За полгода до окончания пятилетнего тюремного срока, к которому был приговорен Вацлав Гавел, он был досрочно освобожден в связи с тяжелой болезнью. Практически сразу после непродолжительной реконвалесценции он снова приступил к работе. Он писал и публиковал в самиздате новые пьесы. После освобождения из тюрьмы и до 1989 года он написал и издал пять пьес. Выходят «Письма Ольге» и «Слово о слове». «Письма Ольге», написанные жене из тюрьмы, дают понять, что он и в заключении не прекращал искать возможности заставить тоталитарную коммунистическую власть уважать хотя бы собственные законы и международные обязательства. Эссе «Слово о слове» — философское рассуждение об ответственности за все, что мы говорим и пишем, за последствия сказанного.

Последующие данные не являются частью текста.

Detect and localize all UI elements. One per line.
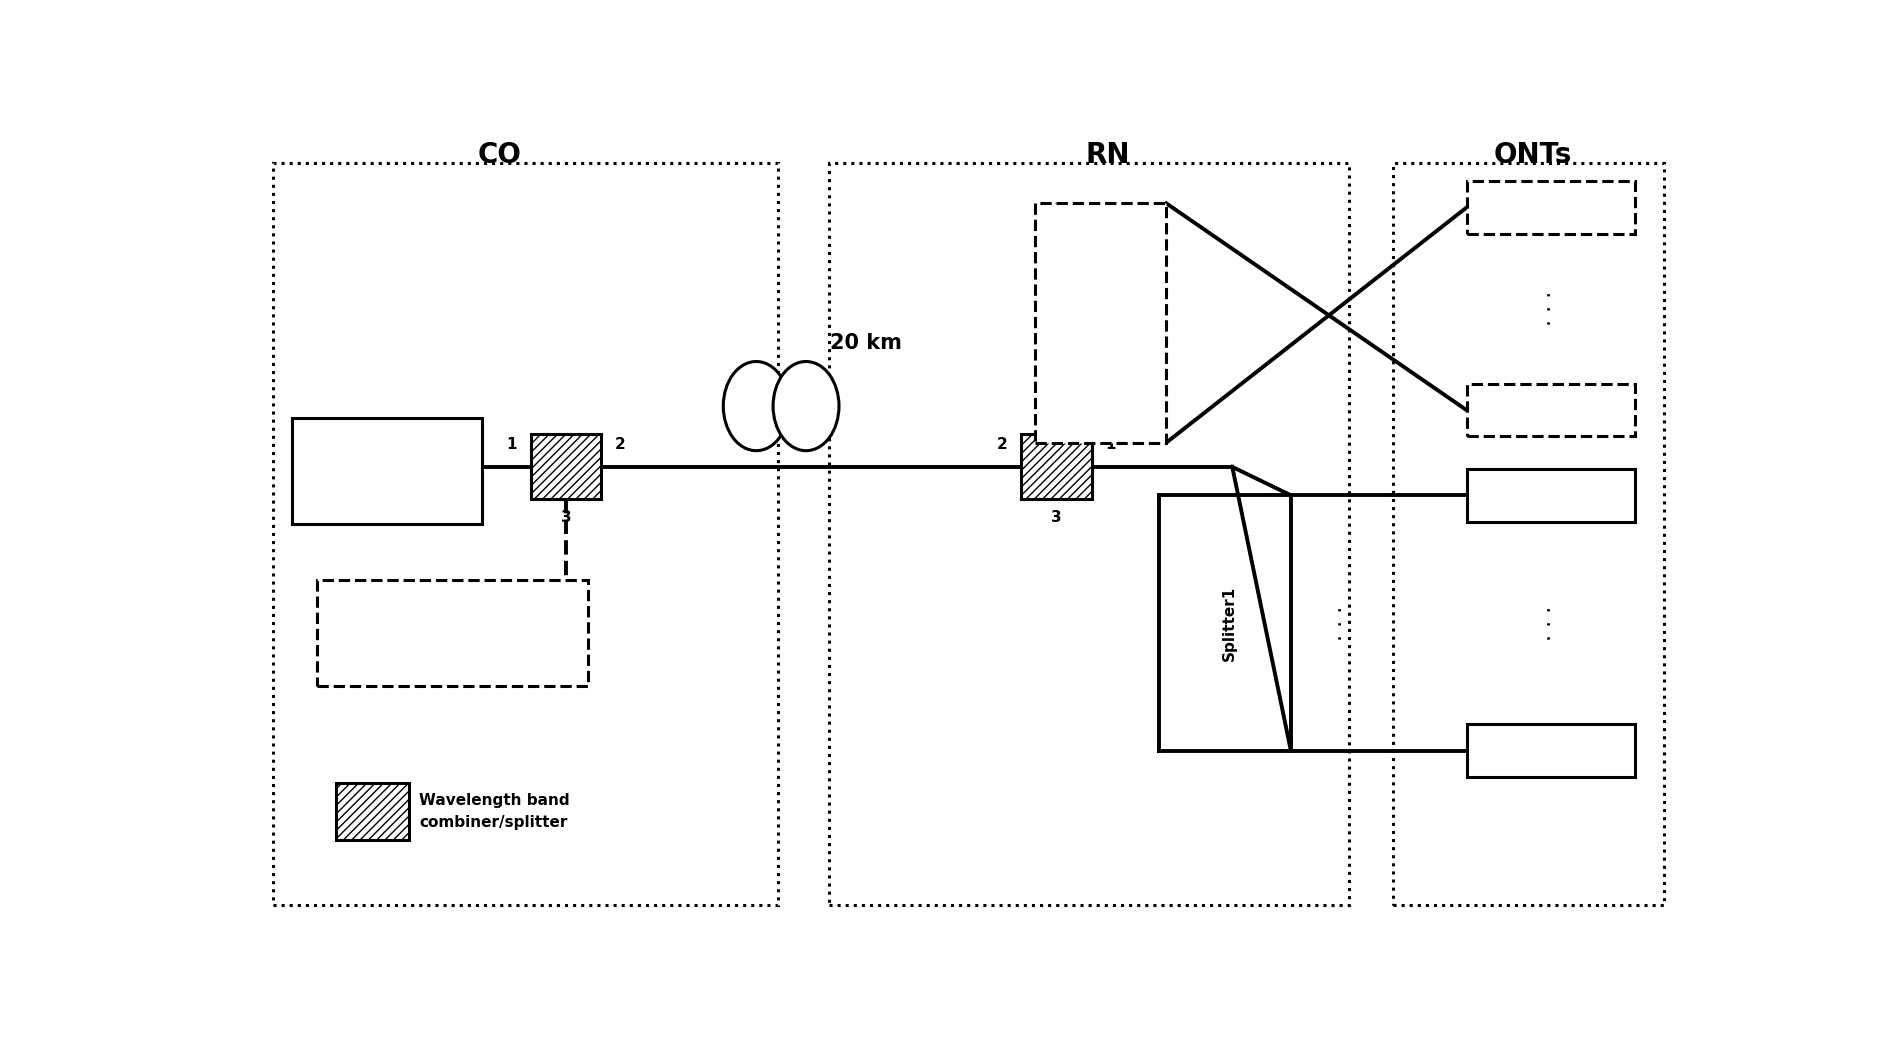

Уже в период своего заключения, да и задолго до этого, Вацлав Гавел был известен в мире как выдающийся драматург и как человек, восставший против коммунистической власти, которая изо всех сил стремилась ограничить гражданские и творческие свободы в Чехословакии. Он был известен и уважаем как мужественный гражданин в негражданских условиях тогдашней Чехословакии, и для всех нас, кто его знал и уважал, кто слышал, что он говорит и что отстаивает, он служил примером. И потому вскоре за тем, как после 17 ноября 1989 года он инициировал создание революционного Гражданского форума, по нашему свободному волеизъявлению он стал нашим президентом.
И это был хороший выбор: моральные качества Гавела и его предшествовавшая деятельность облегчили в тот период, когда он стал президентом, наше возвращение к свободе и демократии.
ВРЕЗКА
Лубош Добровский — чешский журналист, диссидент и политик, переводчик с русского и польского языков. В 1990—1992 гг. министр обороны Чехословакии, в 1992—1996 гг. канцлер президента Вацлава Гавела, в 1996—2000 гг. посол Чешской Республики в Российской Федерации.